Frank and Maria Favaro’s unremitting hospitality and the superb seasonal menu has the place packed with lawyers, accountants and most definitely the state’s political elites from breakfast to the late hours, and the associated Bar Torino, launched by their children a few years ago, means the venues are a double threat these days.
While the upstairs dining room is a favourite for private business soirees, it’s also possible to hazard a guess as to why it’s so well sought out for political intrigue. Perhaps being about as far away from Parliament House while still being able to dine with style in the CBD is the attraction, although it hasn’t worked in terms of keeping a low profile.
Former Labor premier Jay Weatherill and current opposition leader, then union boss Peter Malinauskas famously met here to build a relationship which would see Weatherill later ascend to the top job, and a 2015 catch-up between then-Prime Minister Tony Abbott, his chief-of-staff Peta Credlin and then-Education Minister Christopher Pyne took place here just six weeks before the PM was rolled by Malcolm Turnbull.
Big Liberal Party donor and mining company boss Sally Zou has also been known to frequent Chianti, most notably when former Foreign Minister Julie Bishop, who she’s a big fan of, was in attendance.
-
Eros Kafe
- Address: 275 Rundle St
- Cuisine: Greek
- Signature dish: Char-grilled octopus
With its windows which open to the street, Eros is the perfect place to sit and catch every passers-by who wanders down Rundle St in the city’s East End. It’s a favourite for property magnate Theo Maras who regularly holds court, treating guests to ample helpings of octopus, calamari and chicken dishes, while greeting his many associates, customers and tenants who wander past.
Owners Joyce and Jim Dimitropoulos have been in business 26 years, with Jim’s heritage in the area going back to the East End’s time as a fruit and veg market.

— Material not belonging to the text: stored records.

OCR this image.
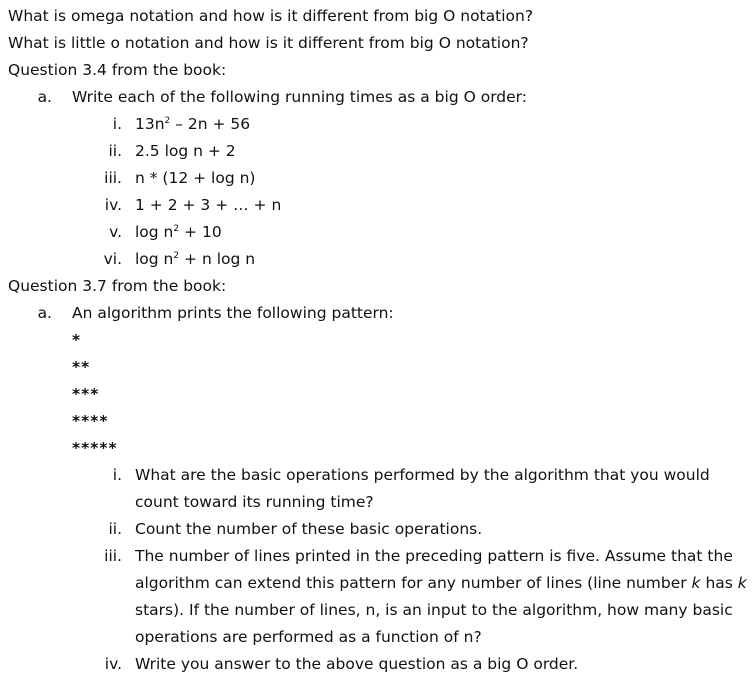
What is omega notation and how is it different from big O notation?
What is little o notation and how is it different from big O notation?
Question 3.4 from the book:
a. Write each of the following running times as a big O order:
i. $13n^2 - 2n + 56$
ii. 2.5 log n + 2
iii. n * (12 + log n)
iv. 1 + 2 + 3 + … + n
v. $\log n^2 + 10$
vi. $\log n^2 + n$ log n
Question 3.7 from the book:
a. An algorithm prints the following pattern:
*
**
***
****
*****
i. What are the basic operations performed by the algorithm that you would
count toward its running time?
ii. Count the number of these basic operations.
iii. The number of lines printed in the preceding pattern is five. Assume that the
algorithm can extend this pattern for any number of lines (line number k has k
stars). If the number of lines, n, is an input to the algorithm, how many basic
operations are performed as a function of n?
iv. Write you answer to the above question as a big O order.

Given the demographic of the East End there’s more than your usual share of advertising and marketing types in attendance, with KWP chief executive David O’Loughlin spotted there recently catching up withy another Business SA board member. Property Council members and construction industry bosses are also regulars.
What’s your favourite SA spot for a business meeting or long lunch? Comment below.
-
White Picket Coffee House
- Address: 10 Stuart Rd, Dulwich
- Signature dish: Coconut chicken salad, or the hashbrown burger.

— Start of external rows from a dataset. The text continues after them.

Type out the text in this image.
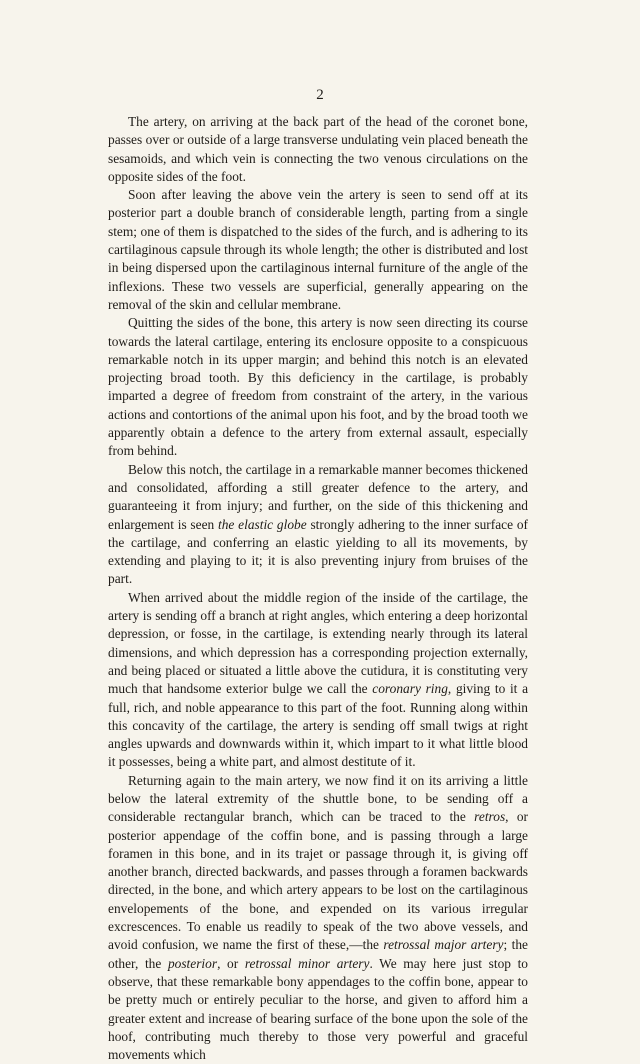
2

The artery, on arriving at the back part of the head of the coronet bone, passes over or outside of a large transverse undulating vein placed beneath the sesamoids, and which vein is connecting the two venous circulations on the opposite sides of the foot.

Soon after leaving the above vein the artery is seen to send off at its posterior part a double branch of considerable length, parting from a single stem; one of them is dispatched to the sides of the furch, and is adhering to its cartilaginous capsule through its whole length; the other is distributed and lost in being dispersed upon the cartilaginous internal furniture of the angle of the inflexions. These two vessels are superficial, generally appearing on the removal of the skin and cellular membrane.

Quitting the sides of the bone, this artery is now seen directing its course towards the lateral cartilage, entering its enclosure opposite to a conspicuous remarkable notch in its upper margin; and behind this notch is an elevated projecting broad tooth. By this deficiency in the cartilage, is probably imparted a degree of freedom from constraint of the artery, in the various actions and contortions of the animal upon his foot, and by the broad tooth we apparently obtain a defence to the artery from external assault, especially from behind.

Below this notch, the cartilage in a remarkable manner becomes thickened and consolidated, affording a still greater defence to the artery, and guaranteeing it from injury; and further, on the side of this thickening and enlargement is seen the elastic globe strongly adhering to the inner surface of the cartilage, and conferring an elastic yielding to all its movements, by extending and playing to it; it is also preventing injury from bruises of the part.

When arrived about the middle region of the inside of the cartilage, the artery is sending off a branch at right angles, which entering a deep horizontal depression, or fosse, in the cartilage, is extending nearly through its lateral dimensions, and which depression has a corresponding projection externally, and being placed or situated a little above the cutidura, it is constituting very much that handsome exterior bulge we call the coronary ring, giving to it a full, rich, and noble appearance to this part of the foot. Running along within this concavity of the cartilage, the artery is sending off small twigs at right angles upwards and downwards within it, which impart to it what little blood it possesses, being a white part, and almost destitute of it.

Returning again to the main artery, we now find it on its arriving a little below the lateral extremity of the shuttle bone, to be sending off a considerable rectangular branch, which can be traced to the retros, or posterior appendage of the coffin bone, and is passing through a large foramen in this bone, and in its trajet or passage through it, is giving off another branch, directed backwards, and passes through a foramen backwards directed, in the bone, and which artery appears to be lost on the cartilaginous envelopements of the bone, and expended on its various irregular excrescences. To enable us readily to speak of the two above vessels, and avoid confusion, we name the first of these,—the retrossal major artery; the other, the posterior, or retrossal minor artery. We may here just stop to observe, that these remarkable bony appendages to the coffin bone, appear to be pretty much or entirely peculiar to the horse, and given to afford him a greater extent and increase of bearing surface of the bone upon the sole of the hoof, contributing much thereby to those very powerful and graceful movements which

Being walking distance from the homes of many of the state’s political, property and legal powerbrokers means you’ll be bumping elbows with a top tier crowd should you venture into White Picket on a Saturday morning. Nestled in the centre of two of Adelaide’s premium high end suburbs in Dulwich and Toorak Gardens, and with a view of the terrifically impressive Dulwich House (depending on where you sit) it’s a delightfully quaint setting, as the name suggests.
That said, with many a business meeting taking place outside the CBD these days, it’s not unusual to see the head of a CRC or a property investment scion holding court in the outside seating area. Indeed the associated local businesses Gigi’s cafe and Dulwich Bakery tend to be packed on weekdays at the moment, and it’s not all moneyed retirees, although given the local demographics there are definitely plenty of those. Careful getting a park, if you have a fender bender you’re most likely looking at repair costs on a Range Rover or Porsche Cayenne, and probably a new one!